A l'époque de la sortie de "Vengeance en Prada", j'avais vu que les critiques étaient plus que mitigées. Après l'avoir lu, je comprends mieux pourquoi...
Déjà, dès le début de la lecture, j'ai eu la surprise de constater que le récit était à la troisième personne. Non pas que je sois fan de la narration à la première personne (je n'aime pas trop ça, en fait), mais étant donné que Le Diable était à la première personne, ce changement, qui peut sembler un détail pour vous ta gueule France Gall, m'a vraiment déroutée. Ce détail, en fait, confirme mon avis général sur le livre : il manque cruellement d'authenticité.

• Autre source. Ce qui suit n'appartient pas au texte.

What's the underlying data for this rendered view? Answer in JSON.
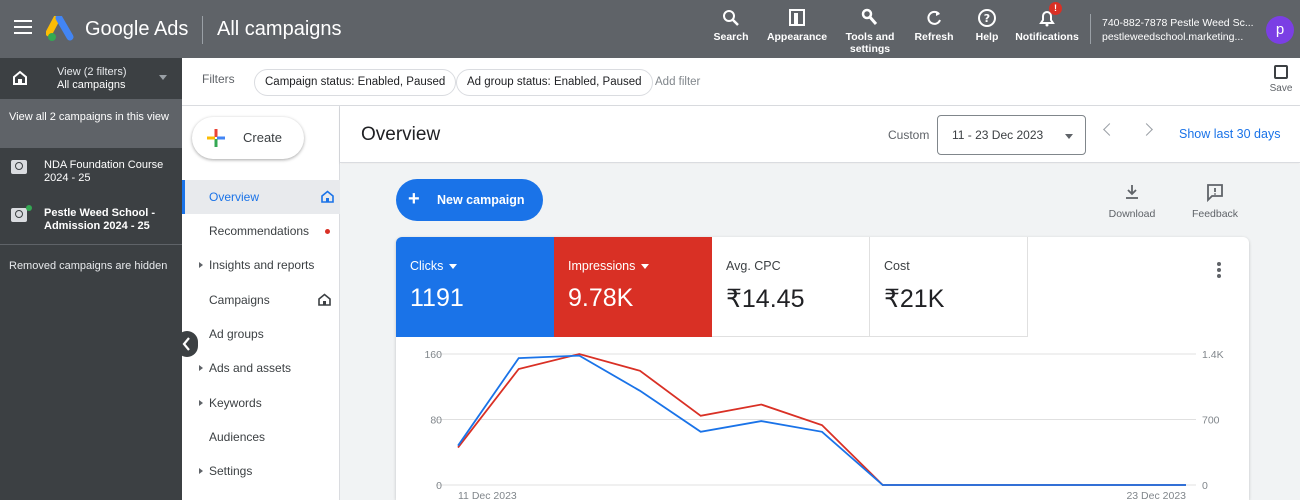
{
  "topbar": {
    "brand": "Google Ads",
    "page_title": "All campaigns",
    "buttons": [
      {
        "label": "Search",
        "icon": "search-icon"
      },
      {
        "label": "Appearance",
        "icon": "appearance-icon"
      },
      {
        "label": "Tools and settings",
        "icon": "wrench-icon"
      },
      {
        "label": "Refresh",
        "icon": "refresh-icon"
      },
      {
        "label": "Help",
        "icon": "help-icon"
      },
      {
        "label": "Notifications",
        "icon": "bell-icon",
        "badge": "!"
      }
    ],
    "account_line1": "740-882-7878 Pestle Weed Sc...",
    "account_line2": "pestleweedschool.marketing...",
    "avatar_letter": "p"
  },
  "leftpanel": {
    "view_line1": "View (2 filters)",
    "view_line2": "All campaigns",
    "view_all": "View all 2 campaigns in this view",
    "campaigns": [
      {
        "name": "NDA Foundation Course 2024 - 25"
      },
      {
        "name": "Pestle Weed School - Admission 2024 - 25"
      }
    ],
    "removed_note": "Removed campaigns are hidden"
  },
  "filters": {
    "label": "Filters",
    "chips": [
      "Campaign status: Enabled, Paused",
      "Ad group status: Enabled, Paused"
    ],
    "add_filter": "Add filter",
    "save_label": "Save"
  },
  "nav": {
    "create_label": "Create",
    "items": [
      {
        "label": "Overview"
      },
      {
        "label": "Recommendations"
      },
      {
        "label": "Insights and reports"
      },
      {
        "label": "Campaigns"
      },
      {
        "label": "Ad groups"
      },
      {
        "label": "Ads and assets"
      },
      {
        "label": "Keywords"
      },
      {
        "label": "Audiences"
      },
      {
        "label": "Settings"
      }
    ]
  },
  "overview": {
    "title": "Overview",
    "custom_label": "Custom",
    "date_range": "11 - 23 Dec 2023",
    "show_last": "Show last 30 days",
    "new_campaign": "New campaign",
    "download": "Download",
    "feedback": "Feedback",
    "metrics": [
      {
        "label": "Clicks",
        "value": "1191",
        "color": "#1a73e8"
      },
      {
        "label": "Impressions",
        "value": "9.78K",
        "color": "#d93025"
      },
      {
        "label": "Avg. CPC",
        "value": "₹14.45"
      },
      {
        "label": "Cost",
        "value": "₹21K"
      }
    ]
  },
  "chart_data": {
    "type": "line",
    "x": [
      "11 Dec 2023",
      "12 Dec 2023",
      "13 Dec 2023",
      "14 Dec 2023",
      "15 Dec 2023",
      "16 Dec 2023",
      "17 Dec 2023",
      "18 Dec 2023",
      "19 Dec 2023",
      "20 Dec 2023",
      "21 Dec 2023",
      "22 Dec 2023",
      "23 Dec 2023"
    ],
    "x_tick_labels": [
      "11 Dec 2023",
      "23 Dec 2023"
    ],
    "left_ticks": [
      "0",
      "80",
      "160"
    ],
    "right_ticks": [
      "0",
      "700",
      "1.4K"
    ],
    "ylim_left": [
      0,
      160
    ],
    "ylim_right": [
      0,
      1400
    ],
    "series": [
      {
        "name": "Clicks",
        "axis": "left",
        "color": "#1a73e8",
        "values": [
          48,
          155,
          158,
          115,
          65,
          78,
          65,
          0,
          0,
          0,
          0,
          0,
          0
        ]
      },
      {
        "name": "Impressions",
        "axis": "right",
        "color": "#d93025",
        "values": [
          400,
          1240,
          1400,
          1220,
          740,
          860,
          640,
          0,
          0,
          0,
          0,
          0,
          0
        ]
      }
    ],
    "grid": true
  }
}
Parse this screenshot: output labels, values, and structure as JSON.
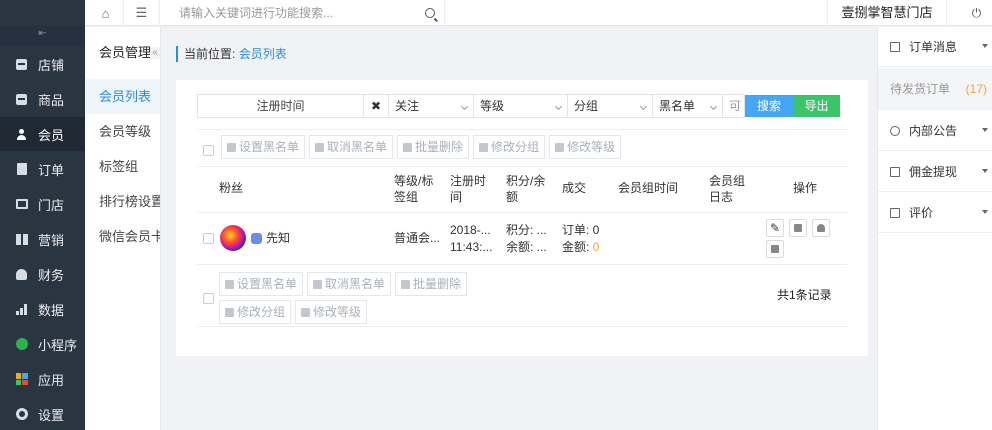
{
  "topbar": {
    "search_placeholder": "请输入关键词进行功能搜索...",
    "store_name": "壹捌掌智慧门店"
  },
  "sidebar": {
    "items": [
      {
        "label": "店铺",
        "icon": "store-icon"
      },
      {
        "label": "商品",
        "icon": "goods-icon"
      },
      {
        "label": "会员",
        "icon": "user-icon",
        "active": true
      },
      {
        "label": "订单",
        "icon": "order-icon"
      },
      {
        "label": "门店",
        "icon": "shop-icon"
      },
      {
        "label": "营销",
        "icon": "gift-icon"
      },
      {
        "label": "财务",
        "icon": "money-bag-icon"
      },
      {
        "label": "数据",
        "icon": "bar-chart-icon"
      },
      {
        "label": "小程序",
        "icon": "wechat-icon"
      },
      {
        "label": "应用",
        "icon": "apps-icon"
      },
      {
        "label": "设置",
        "icon": "gear-icon"
      }
    ]
  },
  "submenu": {
    "title": "会员管理",
    "items": [
      {
        "label": "会员列表",
        "active": true
      },
      {
        "label": "会员等级"
      },
      {
        "label": "标签组"
      },
      {
        "label": "排行榜设置"
      },
      {
        "label": "微信会员卡"
      }
    ]
  },
  "breadcrumb": {
    "prefix": "当前位置:",
    "current": "会员列表"
  },
  "filters": {
    "date": "注册时间",
    "follow": "关注",
    "level": "等级",
    "group": "分组",
    "blacklist": "黑名单",
    "extra": "可",
    "search": "搜索",
    "export": "导出"
  },
  "actions": {
    "set_blacklist": "设置黑名单",
    "cancel_blacklist": "取消黑名单",
    "batch_delete": "批量删除",
    "edit_group": "修改分组",
    "edit_level": "修改等级"
  },
  "table": {
    "headers": {
      "fans": "粉丝",
      "level_tag": "等级/标签组",
      "reg_time": "注册时间",
      "points_balance": "积分/余额",
      "deal": "成交",
      "group_time": "会员组时间",
      "group_log": "会员组日志",
      "ops": "操作"
    },
    "rows": [
      {
        "name": "先知",
        "level": "普通会...",
        "reg_date": "2018-...",
        "reg_time": "11:43:...",
        "points": "积分: ...",
        "balance": "余额: ...",
        "orders_label": "订单: ",
        "orders_value": "0",
        "amount_label": "金额: ",
        "amount_value": "0"
      }
    ],
    "total": "共1条记录"
  },
  "rightpanel": {
    "order_msg": "订单消息",
    "pending": "待发货订单",
    "pending_count": "(17)",
    "notice": "内部公告",
    "commission": "佣金提现",
    "review": "评价"
  },
  "colors": {
    "accent": "#2a8cdb",
    "search_btn": "#45a7f4",
    "export_btn": "#3cc46a",
    "sidebar_bg": "#2a3542",
    "highlight": "#f5a623"
  }
}
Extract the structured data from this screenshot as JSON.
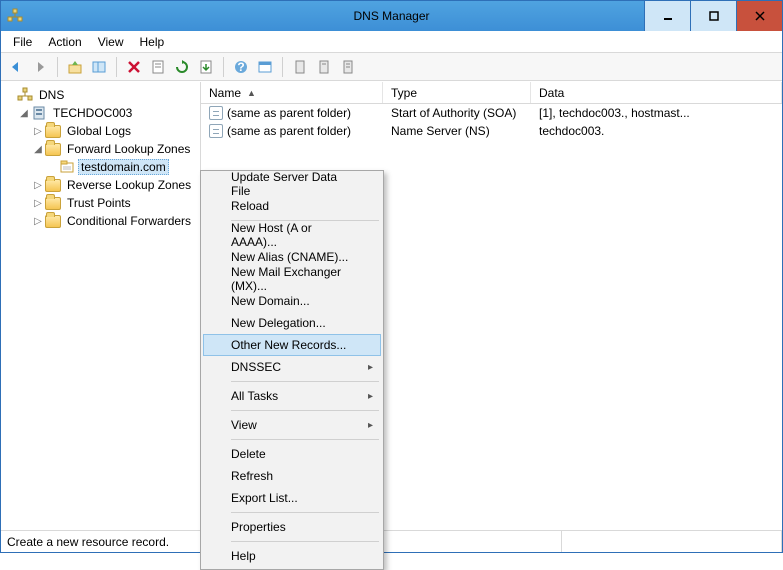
{
  "title": "DNS Manager",
  "menubar": [
    "File",
    "Action",
    "View",
    "Help"
  ],
  "tree": {
    "root": "DNS",
    "server": "TECHDOC003",
    "nodes": {
      "global_logs": "Global Logs",
      "fwd_zones": "Forward Lookup Zones",
      "zone_selected": "testdomain.com",
      "rev_zones": "Reverse Lookup Zones",
      "trust_points": "Trust Points",
      "cond_fwd": "Conditional Forwarders"
    }
  },
  "list": {
    "headers": {
      "name": "Name",
      "type": "Type",
      "data": "Data"
    },
    "rows": [
      {
        "name": "(same as parent folder)",
        "type": "Start of Authority (SOA)",
        "data": "[1], techdoc003., hostmast..."
      },
      {
        "name": "(same as parent folder)",
        "type": "Name Server (NS)",
        "data": "techdoc003."
      }
    ]
  },
  "context_menu": {
    "items": [
      {
        "label": "Update Server Data File"
      },
      {
        "label": "Reload"
      },
      {
        "sep": true
      },
      {
        "label": "New Host (A or AAAA)..."
      },
      {
        "label": "New Alias (CNAME)..."
      },
      {
        "label": "New Mail Exchanger (MX)..."
      },
      {
        "label": "New Domain..."
      },
      {
        "label": "New Delegation..."
      },
      {
        "label": "Other New Records...",
        "hover": true
      },
      {
        "label": "DNSSEC",
        "sub": true
      },
      {
        "sep": true
      },
      {
        "label": "All Tasks",
        "sub": true
      },
      {
        "sep": true
      },
      {
        "label": "View",
        "sub": true
      },
      {
        "sep": true
      },
      {
        "label": "Delete"
      },
      {
        "label": "Refresh"
      },
      {
        "label": "Export List..."
      },
      {
        "sep": true
      },
      {
        "label": "Properties"
      },
      {
        "sep": true
      },
      {
        "label": "Help"
      }
    ]
  },
  "status": "Create a new resource record."
}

Pour résumer ces 550 pages en quelques lignes (et spoiler je le rappelle, si vous continuez je vous aurai prévenus !) : dix ans après avoir quitté Runway et la diabolique Miranda Priestly, Andrea Sachs s'apprête à se marier avec le fils d'un grand magnat des médias (évidemment, j'aurais été surprise qu'elle épouse son plombier portugais), qui est accessoirement LE célibataire le plus convoité de New York (ben tiens). Elle a créé, avec sa meilleure amie, Emily (oui oui, sa meilleure amie Emily), un magazine consacré au mariage, intitulé The Plunge, qui marche du feu de dieu (pourquoi pas, j'y reviendrai). Cela fonctionne tellement bien que Miranda Priestly, son ancienne patronne donc, décide de mettre la main sur ce magazine et l'absorber dans son giron. Miranda Priestly, qui est, rappelons-le, la papesse de la mode internationale, souhaite très crédiblement s'emparer d'un magazine de mariage créé trois ans auparavant (comment il s'appelle déjà, The Plum ?).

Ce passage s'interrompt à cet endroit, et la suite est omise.